李祥福猜测。“你们联手都打不过胡家的那个人?”
应仲良见没了退路,只好问他们。“臣等无能,那人,或许只有并肩王能杀死。”
刘易之说道。“皇兄又不在,身边就剩你们这些家伙了!罢了,他们的目标是朕,你们带敏妃离开,带着不询去禁军那边,让不询登基!不能让胡家掌权。”
应仲良说道。“陛下,怕是到时候禁军也不会听我们的。”
李祥福说道。“嗯……那就逃出帝丘,去找皇后,皇后肯定会帮助敏妃的。”
应仲良想了想。“陛下,我不走,我就是死也要和你死在一起。”
刘思珺拉住应仲良的手。“朕命令你走!应家的天下不能让外姓夺走。”
应仲良说道。“晚了!”
胡家高手带着几个胡家族人出现。“皇上!”
刘思珺抱紧应仲良。“带二皇子走!”
应仲良下令。“走!”
李祥福抱起应不询就走。“追!”
胡家有人喊道。“先杀掉皇帝要紧!”
胡家高手腾空而起。一时间,皇宫外飞出数以百计的箭羽,刚好射在胡家高手身上,胡家高手硬生生的接了几百支箭,摔倒在地上。然后宫门被撞开,李祥福抱着应不询又回来了。“皇上,曹副统领得知这边的情况后,带人来支援了,叛贼李当已经被擒获。”
李祥福说道。“去韬晦殿!”
应仲良整理衣冠,在禁军的保护下,牵着刘思珺往韬晦殿走去。韬晦殿内,文武百官除了几个辅政大臣,都到齐了,但是他们却不敢造次,因为皇位上坐着应不识这个大燧皇长子。“陛下遭遇急病,不幸驾崩。为免发生意外,特按照继承法,拥立皇长子应不识为帝。尔等跪拜!”
胡入徽喊道。“急病?没有遗诏?”
司马隽质疑。“正是因为急病,未曾来得及立遗诏。按照皇位继承法,无嫡子,则立长子。皇后无子,真妃娘娘之子,皇长子应不识当为皇帝。”
胡努说道。“我们要见陛下的圣体!”
张绍德说道。“国家紧急,应当先行登基大典。”
胡努说道。“登基大典?按你所说,陛下尸骨未寒,你就着急立皇帝,怕是你有异心吧?”
张绍德说道。“异心?我们胡家为大燧出生入死,真妃娘娘为陛下生育两位皇子,从来没有要求什么。如今,只是按照正常手续,拥立大皇子继位,你们这些人却在这里阻碍,是何居心?”

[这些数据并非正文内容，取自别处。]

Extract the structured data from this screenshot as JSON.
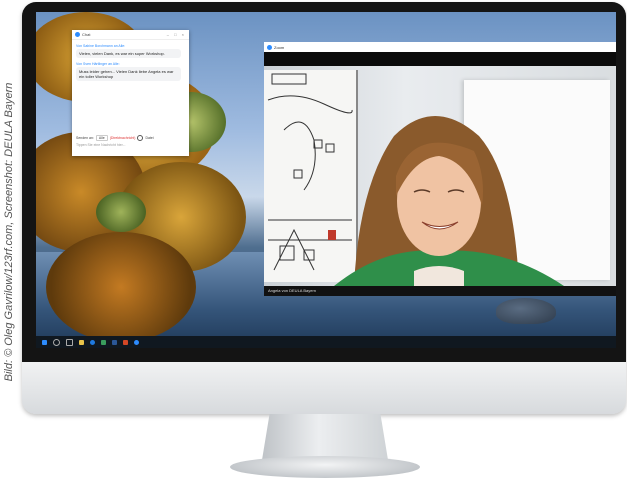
{
  "credit": "Bild: © Oleg Gavrilow/123rf.com, Screenshot: DEULA Bayern",
  "chat": {
    "title": "Chat",
    "window_buttons": "– □ ×",
    "messages": [
      {
        "header": "Von Sabine Borchmann an Alle:",
        "text": "Vielen, vielen Dank, es war ein super Workshop."
      },
      {
        "header": "Von Sven Härtlinger an Alle:",
        "text": "Muss leider gehen... Vielen Dank liebe Angela es war ein toller Workshop"
      }
    ],
    "send_label": "Senden an:",
    "recipient": "Alle",
    "privacy": "(Direktnachricht)",
    "file_label": "Datei",
    "input_placeholder": "Tippen Sie eine Nachricht hier..."
  },
  "zoom": {
    "title": "Zoom",
    "participant_name": "Angela von DEULA Bayern"
  },
  "colors": {
    "accent": "#2d8cff",
    "taskbar": "#101820"
  }
}
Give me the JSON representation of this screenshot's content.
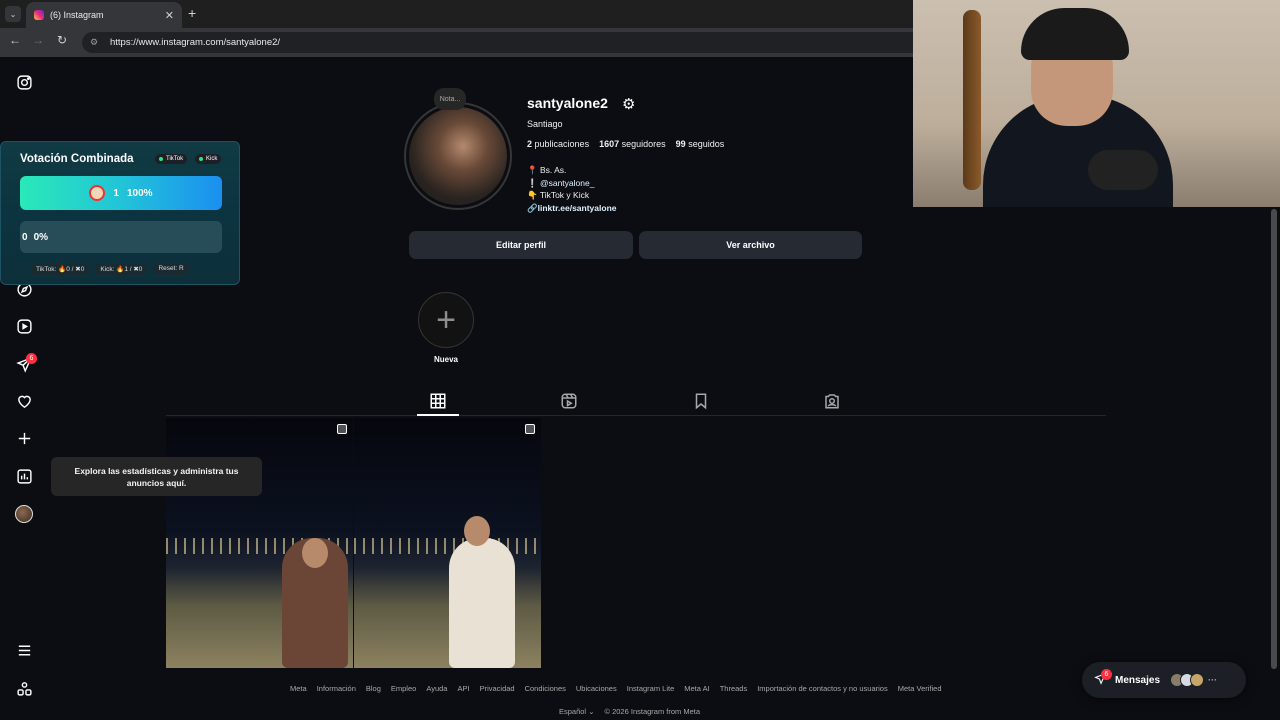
{
  "browser": {
    "tab_title": "(6) Instagram",
    "tab_close": "✕",
    "new_tab": "+",
    "url": "https://www.instagram.com/santyalone2/"
  },
  "widget": {
    "title": "Votación Combinada",
    "tags": [
      "TikTok",
      "Kick"
    ],
    "option1_value": "1",
    "option1_pct": "100%",
    "option1_fill": 1.0,
    "option2_value": "0",
    "option2_pct": "0%",
    "stats": [
      "TikTok: 🔥0 / ✖0",
      "Kick: 🔥1 / ✖0",
      "Reset: R"
    ]
  },
  "sidebar": {
    "notification_count": "6"
  },
  "profile": {
    "note": "Nota...",
    "username": "santyalone2",
    "full_name": "Santiago",
    "posts_count": "2",
    "posts_label": "publicaciones",
    "followers_count": "1607",
    "followers_label": "seguidores",
    "following_count": "99",
    "following_label": "seguidos",
    "bio_location": "Bs. As.",
    "bio_mention": "@santyalone_",
    "bio_platforms": "TikTok y Kick",
    "bio_link": "linktr.ee/santyalone",
    "edit_button": "Editar perfil",
    "archive_button": "Ver archivo",
    "highlight_label": "Nueva"
  },
  "tooltip": {
    "text": "Explora las estadísticas y administra tus anuncios aquí."
  },
  "footer": {
    "links": [
      "Meta",
      "Información",
      "Blog",
      "Empleo",
      "Ayuda",
      "API",
      "Privacidad",
      "Condiciones",
      "Ubicaciones",
      "Instagram Lite",
      "Meta AI",
      "Threads",
      "Importación de contactos y no usuarios",
      "Meta Verified"
    ],
    "language": "Español",
    "copyright": "© 2026 Instagram from Meta"
  },
  "messages": {
    "label": "Mensajes",
    "count": "6"
  }
}
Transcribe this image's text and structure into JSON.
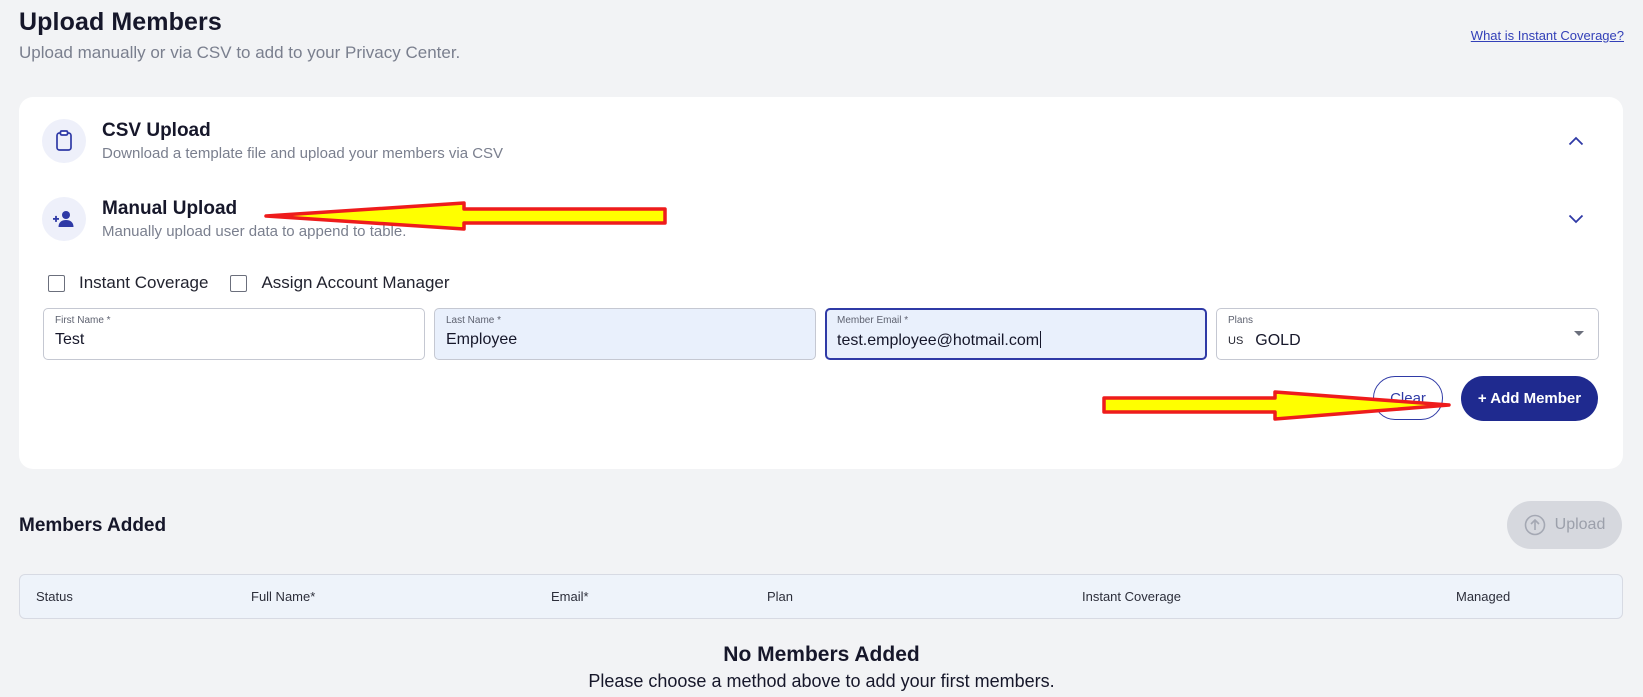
{
  "header": {
    "title": "Upload Members",
    "subtitle": "Upload manually or via CSV to add to your Privacy Center.",
    "help_link": "What is Instant Coverage?"
  },
  "csv_section": {
    "title": "CSV Upload",
    "description": "Download a template file and upload your members via CSV",
    "icon": "clipboard-icon",
    "chevron": "chevron-up-icon"
  },
  "manual_section": {
    "title": "Manual Upload",
    "description": "Manually upload user data to append to table.",
    "icon": "add-person-icon",
    "chevron": "chevron-down-icon"
  },
  "checkboxes": {
    "instant_coverage": "Instant Coverage",
    "assign_account_manager": "Assign Account Manager"
  },
  "form": {
    "first_name": {
      "label": "First Name *",
      "value": "Test"
    },
    "last_name": {
      "label": "Last Name *",
      "value": "Employee"
    },
    "email": {
      "label": "Member Email *",
      "value": "test.employee@hotmail.com"
    },
    "plans": {
      "label": "Plans",
      "flag": "US",
      "value": "GOLD"
    }
  },
  "buttons": {
    "clear": "Clear",
    "add_member": "+ Add Member",
    "upload": "Upload"
  },
  "members": {
    "title": "Members Added",
    "columns": [
      "Status",
      "Full Name*",
      "Email*",
      "Plan",
      "Instant Coverage",
      "Managed"
    ],
    "empty_title": "No Members Added",
    "empty_desc": "Please choose a method above to add your first members."
  },
  "colors": {
    "primary": "#1f2a8f",
    "annotation_fill": "#ffff00",
    "annotation_stroke": "#ee1c1c"
  }
}
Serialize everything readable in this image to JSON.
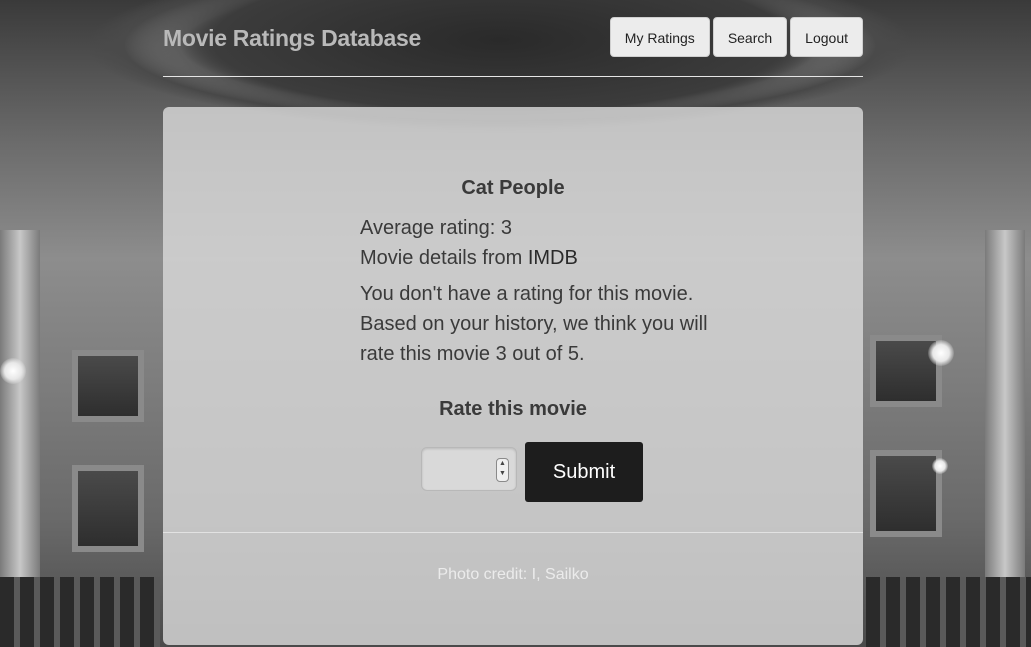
{
  "header": {
    "brand": "Movie Ratings Database",
    "nav": [
      {
        "label": "My Ratings"
      },
      {
        "label": "Search"
      },
      {
        "label": "Logout"
      }
    ]
  },
  "movie": {
    "title": "Cat People",
    "average_rating_text": "Average rating: 3",
    "details_prefix": "Movie details from ",
    "details_link": "IMDB",
    "prediction_text": "You don't have a rating for this movie. Based on your history, we think you will rate this movie 3 out of 5."
  },
  "rate": {
    "heading": "Rate this movie",
    "input_value": "",
    "submit_label": "Submit"
  },
  "footer": {
    "credit": "Photo credit: I, Sailko"
  },
  "icons": {
    "spinner": "number-spinner-icon"
  }
}
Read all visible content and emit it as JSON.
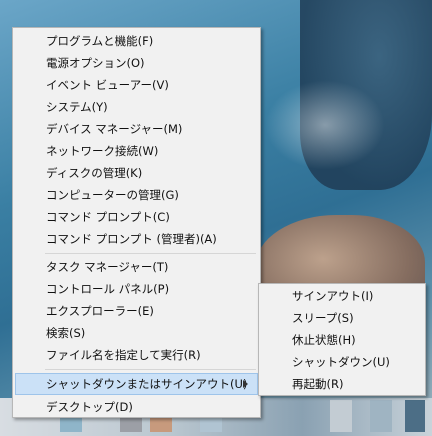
{
  "menu": {
    "items": [
      {
        "label": "プログラムと機能(F)"
      },
      {
        "label": "電源オプション(O)"
      },
      {
        "label": "イベント ビューアー(V)"
      },
      {
        "label": "システム(Y)"
      },
      {
        "label": "デバイス マネージャー(M)"
      },
      {
        "label": "ネットワーク接続(W)"
      },
      {
        "label": "ディスクの管理(K)"
      },
      {
        "label": "コンピューターの管理(G)"
      },
      {
        "label": "コマンド プロンプト(C)"
      },
      {
        "label": "コマンド プロンプト (管理者)(A)"
      },
      {
        "label": "タスク マネージャー(T)"
      },
      {
        "label": "コントロール パネル(P)"
      },
      {
        "label": "エクスプローラー(E)"
      },
      {
        "label": "検索(S)"
      },
      {
        "label": "ファイル名を指定して実行(R)"
      },
      {
        "label": "シャットダウンまたはサインアウト(U)"
      },
      {
        "label": "デスクトップ(D)"
      }
    ]
  },
  "submenu": {
    "items": [
      {
        "label": "サインアウト(I)"
      },
      {
        "label": "スリープ(S)"
      },
      {
        "label": "休止状態(H)"
      },
      {
        "label": "シャットダウン(U)"
      },
      {
        "label": "再起動(R)"
      }
    ]
  },
  "colors": {
    "menu_bg": "#f1f1f1",
    "highlight": "#cbe1f7",
    "highlight_border": "#9ec4ea"
  }
}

胡真质问。“不见到陛下圣体,我们不答应你们的要求。”
张绍德说道。“本宫,可以带你去看陛下圣体。”
胡心雨说道。“请娘娘带路。”
张绍德说道。“嗯,来,和本宫来!”
胡心雨走进张绍德身边,一刀捅在张绍德身上。“还有谁想去见陛下的?”
胡心雨冷冷的看着文武百官。文武百官一个个吓得不敢动,忘记了自己身后还有自家的家丁、护卫可以保护他们,全部都目瞪口呆的站在那里,甚至还有人流下了污秽之物。